The COVID-19 crisis brought about an economic shutdown that saw an unprecedented disruption to the supply chain worldwide. As a result, many Canadian businesses, both small, medium and large, were hit hard in their ability to manage cash flow during the pandemic.
A recent Royal Bank of Canada blog post highlights the importance of staying financially healthy during uncertain times. It offers six strategies a business can use to optimize cash flow during COVID-19.
While the woodworking industry in Canada has been pretty resilient to the economic fallout caused by extended lockdowns
and the subsequent financial crisis that ensued, it would be inaccurate to say that no business has, in some way, not been impacted.
The six strategies outlined
in the RBC blog post include:
1. Regular monitoring and forecast your cash flow,
2. Digitize your payments,
3. Optimize your payables,
5. Getting creative with your inventory, and
6. Exploring government assistance, such as the Canada Emergency Business Account (CEBA) and the Canada Emergency Wage Subsidy (CEWS).
“The ability to manage cash flow is fundamental to your company’s financial health. When you add in a global health crisis, and the fallout that has deeply affected businesses around the
world, your command of working capital becomes
both critical and considerably more difficult,” says the
RBC blog post.
“Anytime your business faces a crisis, it’s important to assess the impact of the situation as soon as possible – and as comprehensively as possible – so that you know where you stand. Consider four areas of impact to focus on right now.”
According to RBC, the “best way to get a sense of your future cash” is for your business to run a “sensitivity analysis.”
a) What if you can collect all existing receivables, but you don’t add new revenue in the short-term?
b) What if you can collect all existing receivables and you continue to earn contracted revenue?
c) What if some of your receivables come in late or don’t come in at all?
RBC provided a formula businesses can use to calculate their “burn rate,” or the rate at which a company is losing money in negative cash flow.

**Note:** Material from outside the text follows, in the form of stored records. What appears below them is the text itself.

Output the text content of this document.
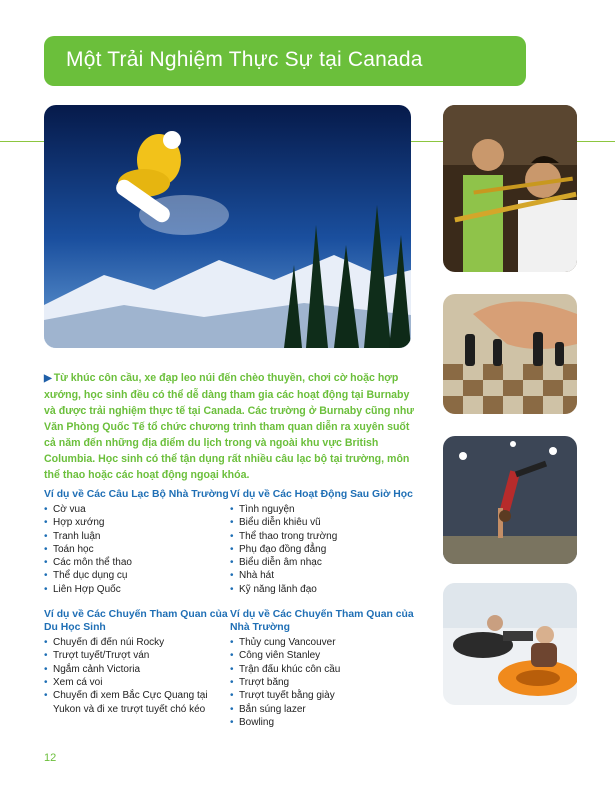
Một Trải Nghiệm Thực Sự tại Canada
▶ Từ khúc côn cầu, xe đạp leo núi đến chèo thuyền, chơi cờ hoặc hợp xướng, học sinh đều có thể dễ dàng tham gia các hoạt động tại Burnaby và được trải nghiệm thực tế tại Canada. Các trường ở Burnaby cũng như Văn Phòng Quốc Tế tổ chức chương trình tham quan diễn ra xuyên suốt cả năm đến những địa điểm du lịch trong và ngoài khu vực British Columbia. Học sinh có thể tận dụng rất nhiều câu lạc bộ tại trường, môn thể thao hoặc các hoạt động ngoại khóa.
Ví dụ về Các Câu Lạc Bộ Nhà Trường
• Cờ vua
• Hợp xướng
• Tranh luận
• Toán học
• Các môn thể thao
• Thể dục dụng cụ
• Liên Hợp Quốc
Ví dụ về Các Chuyến Tham Quan của Du Học Sinh
• Chuyến đi đến núi Rocky
• Trượt tuyết/Trượt ván
• Ngắm cảnh Victoria
• Xem cá voi
• Chuyến đi xem Bắc Cực Quang tại Yukon và đi xe trượt tuyết chó kéo
Ví dụ về Các Hoạt Động Sau Giờ Học
• Tình nguyện
• Biểu diễn khiêu vũ
• Thể thao trong trường
• Phụ đạo đồng đẳng
• Biểu diễn âm nhạc
• Nhà hát
• Kỹ năng lãnh đạo
Ví dụ về Các Chuyến Tham Quan của Nhà Trường
• Thủy cung Vancouver
• Công viên Stanley
• Trận đấu khúc côn cầu
• Trượt băng
• Trượt tuyết bằng giày
• Bắn súng lazer
• Bowling
12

“To calculate your burn rate: Gross burn rate = cash / monthly operating expenses (if not currently operating). Net burn rate = cash / monthly operating losses (if operating).”

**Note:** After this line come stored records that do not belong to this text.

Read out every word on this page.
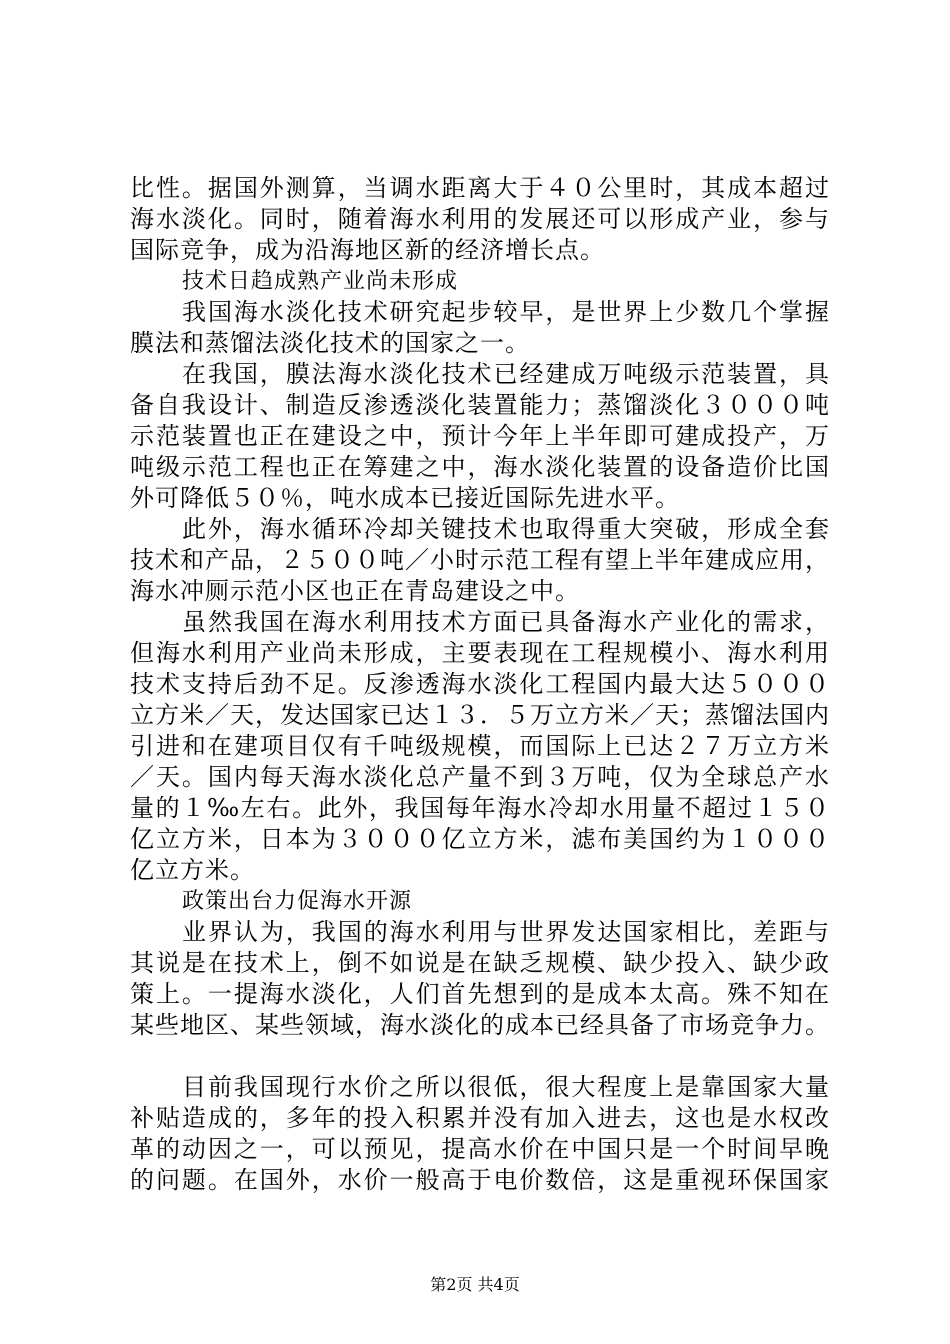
比性。据国外测算，当调水距离大于４０公里时，其成本超过
海水淡化。同时，随着海水利用的发展还可以形成产业，参与
国际竞争，成为沿海地区新的经济增长点。
技术日趋成熟产业尚未形成
我国海水淡化技术研究起步较早，是世界上少数几个掌握
膜法和蒸馏法淡化技术的国家之一。
在我国，膜法海水淡化技术已经建成万吨级示范装置，具
备自我设计、制造反渗透淡化装置能力；蒸馏淡化３０００吨
示范装置也正在建设之中，预计今年上半年即可建成投产，万
吨级示范工程也正在筹建之中，海水淡化装置的设备造价比国
外可降低５０％，吨水成本已接近国际先进水平。
此外，海水循环冷却关键技术也取得重大突破，形成全套
技术和产品，２５００吨／小时示范工程有望上半年建成应用，
海水冲厕示范小区也正在青岛建设之中。
虽然我国在海水利用技术方面已具备海水产业化的需求，
但海水利用产业尚未形成，主要表现在工程规模小、海水利用
技术支持后劲不足。反渗透海水淡化工程国内最大达５０００
立方米／天，发达国家已达１３．５万立方米／天；蒸馏法国内
引进和在建项目仅有千吨级规模，而国际上已达２７万立方米
／天。国内每天海水淡化总产量不到３万吨，仅为全球总产水
量的１‰左右。此外，我国每年海水冷却水用量不超过１５０
亿立方米，日本为３０００亿立方米，滤布美国约为１０００
亿立方米。
政策出台力促海水开源
业界认为，我国的海水利用与世界发达国家相比，差距与
其说是在技术上，倒不如说是在缺乏规模、缺少投入、缺少政
策上。一提海水淡化，人们首先想到的是成本太高。殊不知在
某些地区、某些领域，海水淡化的成本已经具备了市场竞争力。
目前我国现行水价之所以很低，很大程度上是靠国家大量
补贴造成的，多年的投入积累并没有加入进去，这也是水权改
革的动因之一，可以预见，提高水价在中国只是一个时间早晚
的问题。在国外，水价一般高于电价数倍，这是重视环保国家
第2页 共4页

A blog post from Deloitte gives a good perspective on what businesses can do in times of uncertainty but also gives a dose of reality in terms of the yet unknown long-term effects related to the shutdowns.

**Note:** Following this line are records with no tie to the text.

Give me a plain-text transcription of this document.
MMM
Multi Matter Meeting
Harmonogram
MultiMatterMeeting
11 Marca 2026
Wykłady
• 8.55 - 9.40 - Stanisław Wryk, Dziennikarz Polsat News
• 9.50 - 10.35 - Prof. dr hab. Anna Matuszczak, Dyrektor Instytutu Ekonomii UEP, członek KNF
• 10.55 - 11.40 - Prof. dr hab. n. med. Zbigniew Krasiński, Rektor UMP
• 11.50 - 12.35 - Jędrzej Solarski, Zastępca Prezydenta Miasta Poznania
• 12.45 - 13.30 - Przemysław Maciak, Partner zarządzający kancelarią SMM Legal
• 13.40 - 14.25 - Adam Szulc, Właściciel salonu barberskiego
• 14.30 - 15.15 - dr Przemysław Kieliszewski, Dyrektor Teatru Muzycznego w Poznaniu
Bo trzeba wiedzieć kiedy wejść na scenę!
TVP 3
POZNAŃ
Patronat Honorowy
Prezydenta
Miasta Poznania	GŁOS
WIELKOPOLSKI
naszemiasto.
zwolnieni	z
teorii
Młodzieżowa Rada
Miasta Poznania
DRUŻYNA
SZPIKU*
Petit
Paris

“The focus of most businesses is now on protecting employees, understanding the risks to their business, and managing the supply chain disruptions caused by the efforts to contain the spread of COVID-19,” says the Deloitte blog post.
“However, one thing is certain: this event will have global economic and financial ramifications that will be felt throughout global supply chains, from raw materials to finished products.”
The Canadian Federal government has rolled out programs that are designed to help businesses in these uncertain times.
Our AWMAC regional chapters have been
steadily providing information related to
the Canada Emergency Wage Subsidy (CEWS) to their membership.
Also, AWMAC National has a comprehensive page dedicated to COVID-19 resources, at www.awmac.com/resources/covid-19. Here you will find information related to mental health, business help links, and resource links to COVID-19 resources for each province and territory in Canada.
Lastly, it is important to remember mental health during these uncertain times. The National Canadian Mental Health Association (CMHA) recently warned in a news release that more Canadians had suicidal thoughts during the pandemic than
in normal times.
Despite the warnings, it is important to note that help is available if you experience COVID-19 related mental health stress, so if you are feeling strained, please ensure you seek immediate help.